As it currently stands, 1.5 is on the ropes. It is important to note that even with a global temperature increase of 1.5 degrees, there will still be huge climate change impacts across the planet.
Most notably, will be the poorer nations who emit the smallest amount of emission but face the largest effects of climate change.
This brings us to finance and how poorer countries are going to both push for net-zero and mitigate the current crisis they are facing.
One major win for the global south but most still feeling empty-handed
It was a mixed bag for developing countries getting the financial support they were asking for. Unsurprisingly, this was to be expected due to the sheer cost of climate financing.
The agreement that came from negotiations was that developed countries will have to double the funding for adaptation to climate change. This is the funding that is most important to developing countries and is currently 25% of finance flows.
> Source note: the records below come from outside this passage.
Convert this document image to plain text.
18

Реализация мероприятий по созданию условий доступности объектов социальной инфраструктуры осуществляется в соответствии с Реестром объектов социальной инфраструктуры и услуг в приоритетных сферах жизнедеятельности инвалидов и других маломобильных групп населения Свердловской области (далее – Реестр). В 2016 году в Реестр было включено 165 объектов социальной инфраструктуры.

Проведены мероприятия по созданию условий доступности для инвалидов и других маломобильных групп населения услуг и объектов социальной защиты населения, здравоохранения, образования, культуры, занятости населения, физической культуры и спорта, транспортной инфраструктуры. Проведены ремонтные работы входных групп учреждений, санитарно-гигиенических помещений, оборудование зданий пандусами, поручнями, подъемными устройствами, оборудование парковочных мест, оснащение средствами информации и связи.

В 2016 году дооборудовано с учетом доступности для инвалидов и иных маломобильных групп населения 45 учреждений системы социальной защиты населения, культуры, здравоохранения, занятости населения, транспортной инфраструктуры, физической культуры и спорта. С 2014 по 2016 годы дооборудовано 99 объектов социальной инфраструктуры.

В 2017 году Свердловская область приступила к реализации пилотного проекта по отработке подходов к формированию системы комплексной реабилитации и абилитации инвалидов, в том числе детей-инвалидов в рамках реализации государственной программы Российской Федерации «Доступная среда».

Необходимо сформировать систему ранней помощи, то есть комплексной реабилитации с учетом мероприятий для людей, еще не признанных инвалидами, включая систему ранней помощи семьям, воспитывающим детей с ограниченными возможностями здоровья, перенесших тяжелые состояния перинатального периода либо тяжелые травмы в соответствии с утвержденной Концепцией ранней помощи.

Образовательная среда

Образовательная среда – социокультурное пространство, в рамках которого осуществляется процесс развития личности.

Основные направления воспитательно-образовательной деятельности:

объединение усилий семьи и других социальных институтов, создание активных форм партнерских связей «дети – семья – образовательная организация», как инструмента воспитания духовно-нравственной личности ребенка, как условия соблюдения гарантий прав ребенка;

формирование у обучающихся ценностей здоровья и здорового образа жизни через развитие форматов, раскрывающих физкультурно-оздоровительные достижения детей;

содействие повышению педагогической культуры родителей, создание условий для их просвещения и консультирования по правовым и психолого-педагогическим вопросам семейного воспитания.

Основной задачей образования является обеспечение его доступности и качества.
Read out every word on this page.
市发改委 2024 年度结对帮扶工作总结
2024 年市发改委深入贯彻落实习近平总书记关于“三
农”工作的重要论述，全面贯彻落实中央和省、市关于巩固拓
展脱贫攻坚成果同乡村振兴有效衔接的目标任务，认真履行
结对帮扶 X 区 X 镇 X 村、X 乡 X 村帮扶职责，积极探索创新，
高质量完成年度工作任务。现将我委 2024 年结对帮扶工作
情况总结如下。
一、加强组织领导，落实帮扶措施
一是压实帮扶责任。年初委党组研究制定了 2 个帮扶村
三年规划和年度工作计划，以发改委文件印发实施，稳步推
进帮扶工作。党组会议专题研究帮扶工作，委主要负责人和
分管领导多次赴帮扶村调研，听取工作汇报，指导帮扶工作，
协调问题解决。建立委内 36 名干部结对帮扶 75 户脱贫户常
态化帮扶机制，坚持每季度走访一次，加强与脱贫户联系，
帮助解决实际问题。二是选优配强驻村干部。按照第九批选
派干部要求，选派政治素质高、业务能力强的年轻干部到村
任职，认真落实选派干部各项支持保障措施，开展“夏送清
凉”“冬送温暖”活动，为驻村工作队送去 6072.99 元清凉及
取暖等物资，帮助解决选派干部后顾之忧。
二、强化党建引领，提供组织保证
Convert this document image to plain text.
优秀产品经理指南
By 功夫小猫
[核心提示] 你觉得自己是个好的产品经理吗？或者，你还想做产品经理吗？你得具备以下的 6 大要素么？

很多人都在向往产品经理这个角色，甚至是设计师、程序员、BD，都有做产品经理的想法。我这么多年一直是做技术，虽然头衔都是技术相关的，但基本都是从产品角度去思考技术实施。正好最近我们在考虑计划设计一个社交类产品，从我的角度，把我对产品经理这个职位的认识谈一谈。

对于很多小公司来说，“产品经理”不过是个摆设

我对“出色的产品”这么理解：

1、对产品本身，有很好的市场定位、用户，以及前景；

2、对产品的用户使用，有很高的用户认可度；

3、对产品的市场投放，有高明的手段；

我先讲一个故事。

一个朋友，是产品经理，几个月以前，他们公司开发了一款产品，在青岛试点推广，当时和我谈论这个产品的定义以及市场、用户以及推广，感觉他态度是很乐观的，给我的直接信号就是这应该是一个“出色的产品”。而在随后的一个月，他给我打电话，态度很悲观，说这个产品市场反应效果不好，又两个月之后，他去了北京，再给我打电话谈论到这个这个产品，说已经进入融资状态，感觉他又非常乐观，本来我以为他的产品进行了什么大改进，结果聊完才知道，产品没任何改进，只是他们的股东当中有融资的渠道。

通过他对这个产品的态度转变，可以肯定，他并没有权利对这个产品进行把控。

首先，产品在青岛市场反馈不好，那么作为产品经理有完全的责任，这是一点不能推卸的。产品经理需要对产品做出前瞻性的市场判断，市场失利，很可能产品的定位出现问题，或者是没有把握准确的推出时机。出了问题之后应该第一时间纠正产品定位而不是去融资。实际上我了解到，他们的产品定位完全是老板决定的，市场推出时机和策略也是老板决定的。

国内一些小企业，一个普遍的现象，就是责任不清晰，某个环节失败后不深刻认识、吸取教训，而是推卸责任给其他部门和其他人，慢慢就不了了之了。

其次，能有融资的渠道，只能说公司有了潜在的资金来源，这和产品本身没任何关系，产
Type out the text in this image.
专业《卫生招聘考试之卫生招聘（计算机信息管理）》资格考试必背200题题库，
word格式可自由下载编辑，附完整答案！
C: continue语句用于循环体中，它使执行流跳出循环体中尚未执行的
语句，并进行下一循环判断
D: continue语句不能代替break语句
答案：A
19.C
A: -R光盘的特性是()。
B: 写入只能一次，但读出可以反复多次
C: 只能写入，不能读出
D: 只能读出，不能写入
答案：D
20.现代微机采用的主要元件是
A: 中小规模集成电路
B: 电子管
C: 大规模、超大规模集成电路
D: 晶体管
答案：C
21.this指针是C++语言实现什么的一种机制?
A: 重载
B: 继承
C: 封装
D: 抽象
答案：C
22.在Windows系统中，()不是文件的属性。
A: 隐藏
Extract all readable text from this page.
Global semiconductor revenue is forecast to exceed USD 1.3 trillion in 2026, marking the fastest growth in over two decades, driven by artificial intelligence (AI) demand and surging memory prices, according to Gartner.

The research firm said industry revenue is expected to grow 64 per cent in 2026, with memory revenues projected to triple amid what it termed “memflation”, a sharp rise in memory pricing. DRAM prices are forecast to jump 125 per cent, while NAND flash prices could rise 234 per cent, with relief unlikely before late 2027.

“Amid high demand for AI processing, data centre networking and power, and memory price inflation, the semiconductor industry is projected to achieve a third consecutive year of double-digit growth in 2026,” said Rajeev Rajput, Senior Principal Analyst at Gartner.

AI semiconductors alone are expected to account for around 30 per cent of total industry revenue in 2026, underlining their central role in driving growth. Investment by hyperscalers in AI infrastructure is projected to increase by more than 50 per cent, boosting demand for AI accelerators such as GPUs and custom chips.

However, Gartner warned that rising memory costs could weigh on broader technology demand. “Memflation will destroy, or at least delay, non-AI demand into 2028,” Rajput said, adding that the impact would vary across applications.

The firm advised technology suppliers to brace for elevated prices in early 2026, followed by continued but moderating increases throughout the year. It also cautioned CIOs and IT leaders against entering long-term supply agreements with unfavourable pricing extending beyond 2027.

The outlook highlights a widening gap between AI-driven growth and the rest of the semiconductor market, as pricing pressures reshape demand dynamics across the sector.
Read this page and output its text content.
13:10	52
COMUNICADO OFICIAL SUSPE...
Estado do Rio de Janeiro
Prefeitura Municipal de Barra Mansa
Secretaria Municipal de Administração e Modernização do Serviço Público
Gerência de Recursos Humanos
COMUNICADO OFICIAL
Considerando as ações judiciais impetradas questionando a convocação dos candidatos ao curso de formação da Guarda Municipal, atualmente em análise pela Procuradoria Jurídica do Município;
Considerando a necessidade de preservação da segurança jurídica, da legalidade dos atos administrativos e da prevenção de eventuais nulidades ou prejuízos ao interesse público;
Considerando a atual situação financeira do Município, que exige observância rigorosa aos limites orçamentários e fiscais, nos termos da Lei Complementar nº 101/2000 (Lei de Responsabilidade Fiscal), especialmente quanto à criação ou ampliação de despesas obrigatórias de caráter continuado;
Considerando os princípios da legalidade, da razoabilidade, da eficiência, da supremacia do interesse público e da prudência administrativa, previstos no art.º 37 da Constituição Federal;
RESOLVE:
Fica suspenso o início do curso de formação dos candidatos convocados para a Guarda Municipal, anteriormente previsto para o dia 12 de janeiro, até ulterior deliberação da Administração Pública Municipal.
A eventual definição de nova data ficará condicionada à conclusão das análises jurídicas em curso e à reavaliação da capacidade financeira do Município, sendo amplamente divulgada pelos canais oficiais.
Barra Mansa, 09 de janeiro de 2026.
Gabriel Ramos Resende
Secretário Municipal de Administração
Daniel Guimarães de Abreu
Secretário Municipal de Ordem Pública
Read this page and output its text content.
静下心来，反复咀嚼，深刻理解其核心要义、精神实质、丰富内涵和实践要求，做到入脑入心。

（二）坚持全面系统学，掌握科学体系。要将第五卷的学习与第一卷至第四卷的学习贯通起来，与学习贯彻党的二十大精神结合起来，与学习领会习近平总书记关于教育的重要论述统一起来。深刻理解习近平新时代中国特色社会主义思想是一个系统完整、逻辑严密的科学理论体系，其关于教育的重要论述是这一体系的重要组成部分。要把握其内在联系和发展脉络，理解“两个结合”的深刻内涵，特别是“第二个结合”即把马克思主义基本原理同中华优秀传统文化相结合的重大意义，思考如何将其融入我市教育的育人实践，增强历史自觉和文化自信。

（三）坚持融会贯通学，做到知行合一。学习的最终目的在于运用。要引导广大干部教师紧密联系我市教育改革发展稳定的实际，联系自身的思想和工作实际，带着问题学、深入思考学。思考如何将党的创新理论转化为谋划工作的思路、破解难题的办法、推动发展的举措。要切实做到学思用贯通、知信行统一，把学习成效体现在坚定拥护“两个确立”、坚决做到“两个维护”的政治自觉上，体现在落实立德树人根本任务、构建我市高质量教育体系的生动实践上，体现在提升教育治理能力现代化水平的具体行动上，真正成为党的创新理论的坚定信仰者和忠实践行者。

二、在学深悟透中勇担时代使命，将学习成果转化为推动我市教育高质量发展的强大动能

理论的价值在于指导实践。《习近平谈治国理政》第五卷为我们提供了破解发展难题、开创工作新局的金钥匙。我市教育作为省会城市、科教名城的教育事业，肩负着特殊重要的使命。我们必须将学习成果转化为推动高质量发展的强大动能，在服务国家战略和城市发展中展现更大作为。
In terms of total finance, the picture is not as pretty. Developing countries went to COP with the hope that developed countries would make up for their failed commitments to $100 billion a year with increased finance in 2024 and 2025 to catch up to the total.
This did not happen and the text remained for $100 billion per year for developed countries to pay. Although, this could change in 2025 when the funding goes under review.
‘Loss damage’ funding failed to adhere to global south requests
‘Loss damage’ was a term used a lot in COP talks and negotiations between MEDCs and LEDCs. Essentially, it is compensation paid by more economically developed countries to lower economically developed countries for the costs that their emissions have had on the global south.
Some will see this as the most disappointing aspect of COP. Poorer countries wanted a new and innovative financing facility but instead, the text handed them a ‘dialogue’ and ‘arrangements’ style agreement. Where have we seen this before?
Many have explained that the route to climate justice is through a ‘loss damage’ payment to the global south. Instead, they could be held accountable to £trillions by international courts for climate change.
This would mean the global south will potentially be paying for damages that they are not responsible for. The knock-on effects of this would mean less funding for global south NDCs, causing more environmental damage and more financial sanctions from international courts.
Carbon market loopholes finally plugged
As it currently stands carbon markets allow countries to offset their carbon emissions to avoid the cost of reducing emissions themselves. This has always been a controversial method and the agreement has closed many loopholes in this.
An underreported point, but this will go a long way in forcing governments to face the issues with a more head-on approach. The higher integrity rules are hoped to boost innovation in carbon reduction and decarbonisation methods across the globe.
On top of this agreement came a global deforestation pledge and a methane pledge. Both of these came within the first week of COP and have been received well across the global north and south. If implemented successfully they could close the emissions gap to a 1.5C path by around 9%.
Overall, COP26 was a real mixed bag. The optimists will say we have built a stronger blueprint to maintain the 1.5 degrees limit while the pessimists will say that the deal doesn’t go far enough and 1.5 degrees is dead in the water.
What is known for sure is global temperatures are going up and the impacts are getting worse and worse. There is lots of anticipation over the next year as countries work on their nationally determined contribution to global emissions.